This seems like a good week to discuss Yen Press' manga title, With the Light: Raising an Autistic Child by Keiko Tobe, as Comedy Central just held a benefit for Autism Education this past Sunday. While the Comedy Central benefit really emphasized the stars' performance, they did show short educational clips between skits, musical numbers, and stand-up sets, but after watching that benefit one would only know that having an autistic child costs a lot of money and there isn't a great deal of support for parents trying to raise their children as best they can.

It leaves a funny taste in my mouth to simply call With the Light -- a comic, after all -- educational. The book is a great deal more than simply educational, it is also very good entertainment, even if feels strange to declare a comic capturing the everyday life of a family struggling to raise an autistic child entertainment.

The first volume is stronger than the second, although both are really quite good. Volume 1 starts with Hikaru Azuma's birth and his mother's struggle to figure out why her son doesn't behave like other women's babies. Her child doesn't smile at her, doesn't care to be held, cries strangely....but perhaps just as terrifying as her child's strange behavior is that her society is seems so quick to judge her for his unusual behaviors, alienating her from the help she so desperately needs. With the Light is really Hikaru's mother story more than it is his, as she must struggle not only to understand her son and his very different experience of the world, but also to find support from her society -- and even from her own family -- which blames her for his "misbehaving" (such as throwing a tantrum at his grandfather's memorial service.)

Volume 1 deals with events that often verge on melodramatic, such as the disintegration and later reconciliation of the Azumas' marriage, to the surprisingly pragmatic, with the birth of the Azumas' second, healthy child. Melodrama, however, isn't really the point of the story and these elements fade as the family comes together to provide a stable environment for Hikaru and enable the family as a whole to seek the help from doctors, developmental psychologists, and educators that Hikaru will need if he is to function in the world on any level. The second volume deals with Hikaru (and his mother's) everyday life during his early grade-school years as they prepare him to communicate and even connect with other people -- other children, other adults, other families -- in the world.

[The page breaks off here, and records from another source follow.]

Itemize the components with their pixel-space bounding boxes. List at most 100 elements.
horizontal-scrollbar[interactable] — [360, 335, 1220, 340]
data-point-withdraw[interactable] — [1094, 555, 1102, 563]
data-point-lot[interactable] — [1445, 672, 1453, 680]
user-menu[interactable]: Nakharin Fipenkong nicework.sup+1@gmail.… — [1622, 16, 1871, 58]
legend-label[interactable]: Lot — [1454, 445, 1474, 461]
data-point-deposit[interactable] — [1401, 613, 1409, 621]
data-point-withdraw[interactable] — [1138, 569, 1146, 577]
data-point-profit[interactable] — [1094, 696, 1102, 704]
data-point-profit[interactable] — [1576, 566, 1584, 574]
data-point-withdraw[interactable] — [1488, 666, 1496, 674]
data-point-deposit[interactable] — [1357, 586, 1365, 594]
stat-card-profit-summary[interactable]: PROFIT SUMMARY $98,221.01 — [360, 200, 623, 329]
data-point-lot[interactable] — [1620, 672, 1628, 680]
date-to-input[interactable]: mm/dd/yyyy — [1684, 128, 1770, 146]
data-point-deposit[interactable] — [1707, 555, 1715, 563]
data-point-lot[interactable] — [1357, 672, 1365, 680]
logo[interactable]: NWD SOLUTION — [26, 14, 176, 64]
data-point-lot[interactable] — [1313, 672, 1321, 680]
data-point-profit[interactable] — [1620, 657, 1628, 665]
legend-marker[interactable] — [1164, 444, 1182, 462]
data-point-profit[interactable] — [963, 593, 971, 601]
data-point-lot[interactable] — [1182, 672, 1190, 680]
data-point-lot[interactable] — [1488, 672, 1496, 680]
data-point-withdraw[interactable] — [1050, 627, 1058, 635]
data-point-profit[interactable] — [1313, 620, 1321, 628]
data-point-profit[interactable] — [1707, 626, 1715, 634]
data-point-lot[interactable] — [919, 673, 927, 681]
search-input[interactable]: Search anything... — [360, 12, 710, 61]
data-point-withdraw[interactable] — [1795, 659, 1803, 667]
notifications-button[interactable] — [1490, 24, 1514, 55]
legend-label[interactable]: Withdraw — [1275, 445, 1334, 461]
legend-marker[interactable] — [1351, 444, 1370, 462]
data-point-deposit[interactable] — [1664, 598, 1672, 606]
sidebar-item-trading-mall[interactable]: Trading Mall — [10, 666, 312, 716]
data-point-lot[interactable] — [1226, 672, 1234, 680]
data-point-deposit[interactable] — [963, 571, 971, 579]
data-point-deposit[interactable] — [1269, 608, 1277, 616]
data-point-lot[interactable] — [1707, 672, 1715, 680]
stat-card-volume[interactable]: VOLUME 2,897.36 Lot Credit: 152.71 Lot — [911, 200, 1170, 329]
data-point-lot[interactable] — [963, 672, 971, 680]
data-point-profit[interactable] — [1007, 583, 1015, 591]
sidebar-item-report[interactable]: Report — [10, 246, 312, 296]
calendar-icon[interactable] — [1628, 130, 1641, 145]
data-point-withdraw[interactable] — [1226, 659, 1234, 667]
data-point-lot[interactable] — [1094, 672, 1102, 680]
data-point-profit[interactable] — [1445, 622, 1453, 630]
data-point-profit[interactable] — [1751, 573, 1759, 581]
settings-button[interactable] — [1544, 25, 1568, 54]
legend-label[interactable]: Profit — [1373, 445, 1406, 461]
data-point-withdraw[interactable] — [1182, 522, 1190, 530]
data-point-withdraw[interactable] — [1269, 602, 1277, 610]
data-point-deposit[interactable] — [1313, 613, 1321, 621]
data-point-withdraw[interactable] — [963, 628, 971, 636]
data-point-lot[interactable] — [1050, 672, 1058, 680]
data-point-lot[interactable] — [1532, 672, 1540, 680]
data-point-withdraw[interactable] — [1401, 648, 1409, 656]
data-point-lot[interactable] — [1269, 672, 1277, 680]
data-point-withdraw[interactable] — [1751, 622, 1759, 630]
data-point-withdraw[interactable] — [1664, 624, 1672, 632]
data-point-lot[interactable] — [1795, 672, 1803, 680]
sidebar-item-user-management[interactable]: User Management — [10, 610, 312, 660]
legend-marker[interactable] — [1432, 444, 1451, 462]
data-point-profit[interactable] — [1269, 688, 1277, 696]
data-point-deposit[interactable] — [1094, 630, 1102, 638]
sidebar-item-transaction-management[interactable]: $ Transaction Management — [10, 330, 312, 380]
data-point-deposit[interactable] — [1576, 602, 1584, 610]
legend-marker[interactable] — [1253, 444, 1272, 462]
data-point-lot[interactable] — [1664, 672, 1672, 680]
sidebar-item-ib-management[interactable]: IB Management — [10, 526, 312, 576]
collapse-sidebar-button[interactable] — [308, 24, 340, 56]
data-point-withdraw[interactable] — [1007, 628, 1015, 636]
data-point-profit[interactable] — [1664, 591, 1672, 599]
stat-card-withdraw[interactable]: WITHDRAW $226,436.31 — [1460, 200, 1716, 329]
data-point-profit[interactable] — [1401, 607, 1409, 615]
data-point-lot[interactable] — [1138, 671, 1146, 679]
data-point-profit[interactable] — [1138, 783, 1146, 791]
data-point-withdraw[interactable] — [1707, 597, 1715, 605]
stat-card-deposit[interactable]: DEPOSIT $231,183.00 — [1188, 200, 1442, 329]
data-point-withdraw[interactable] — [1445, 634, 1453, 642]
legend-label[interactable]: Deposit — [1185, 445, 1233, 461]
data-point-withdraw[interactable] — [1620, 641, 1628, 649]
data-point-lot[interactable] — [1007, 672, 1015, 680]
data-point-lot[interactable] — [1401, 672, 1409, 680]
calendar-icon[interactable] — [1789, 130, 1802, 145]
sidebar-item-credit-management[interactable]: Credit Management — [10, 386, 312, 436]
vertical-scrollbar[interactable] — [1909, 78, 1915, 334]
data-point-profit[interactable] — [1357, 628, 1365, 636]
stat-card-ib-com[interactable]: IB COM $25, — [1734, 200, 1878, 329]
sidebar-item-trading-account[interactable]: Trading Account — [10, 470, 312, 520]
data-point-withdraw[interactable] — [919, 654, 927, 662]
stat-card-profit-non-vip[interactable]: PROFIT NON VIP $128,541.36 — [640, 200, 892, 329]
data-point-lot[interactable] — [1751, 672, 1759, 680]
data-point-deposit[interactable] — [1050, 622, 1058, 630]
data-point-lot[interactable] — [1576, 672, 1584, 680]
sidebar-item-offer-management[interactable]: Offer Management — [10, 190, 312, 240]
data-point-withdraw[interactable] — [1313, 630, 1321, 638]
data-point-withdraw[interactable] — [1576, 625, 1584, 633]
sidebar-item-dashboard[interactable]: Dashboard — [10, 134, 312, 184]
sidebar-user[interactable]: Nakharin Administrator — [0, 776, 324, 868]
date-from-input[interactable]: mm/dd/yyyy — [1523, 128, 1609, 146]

The beauty of the book, for me, is to see the many small triumphs the family experiences as they raise their son but also how the various mini-disasters they experience -- such as Hikaru accidently being locked in a tool-shed at school -- are in a strange way part of the growing experience. Hikaru's experiences are often more terrifying for his mother (and for him as well at times) because he is not capable of communicating the way most children his age can, but they are also little bit part of what we all go through as children -- we test the boundaries of our world and sometimes the world tests us right back. Having spent almost 1,000 pages with the Azuma family now, I can honestly say I feel emotionally invested in Hikaru's story and I'm cheering him on as he and his family work to find a place for him in this world as a hard-working, happy adult.

I am also quite fond of Tobe's art, which is very suited to emotional expression -- not just pain or suffering but a great deal of joy is shown in these pages. Of all of Yen Press's releases I was drawn to With the Light immediately because I recognized the art style as a mature-form of shojo (known as josei) that would appeal to adults who might not be familiar with certain idiosyncratic manga-stylings -- what I think of as "Otaku-oriented" to be honest -- of other Yen Press releases (more on this another day, I suspect). In addition, each book is around 500 pages, and are published on crisp, white pages with excellent print quality and run about 15 dollars. I can't stress how much value there is here -- there are great cultural notes, but also extra pages with essays from people who have been touched by autism in some way.

I recommend With the Light not only because it is an excellent comic, but also because offers the English-language audience a very rare reading experience -- it has gotten so easy to just read more of the same, particularly if you are a manga fan (more shojo, more shonen, more fan service, and so on) but this title can remind us how great the medium itself is, and how many different stories and experiences it can hold.

Review copies of With the Light were provided by Yen Press.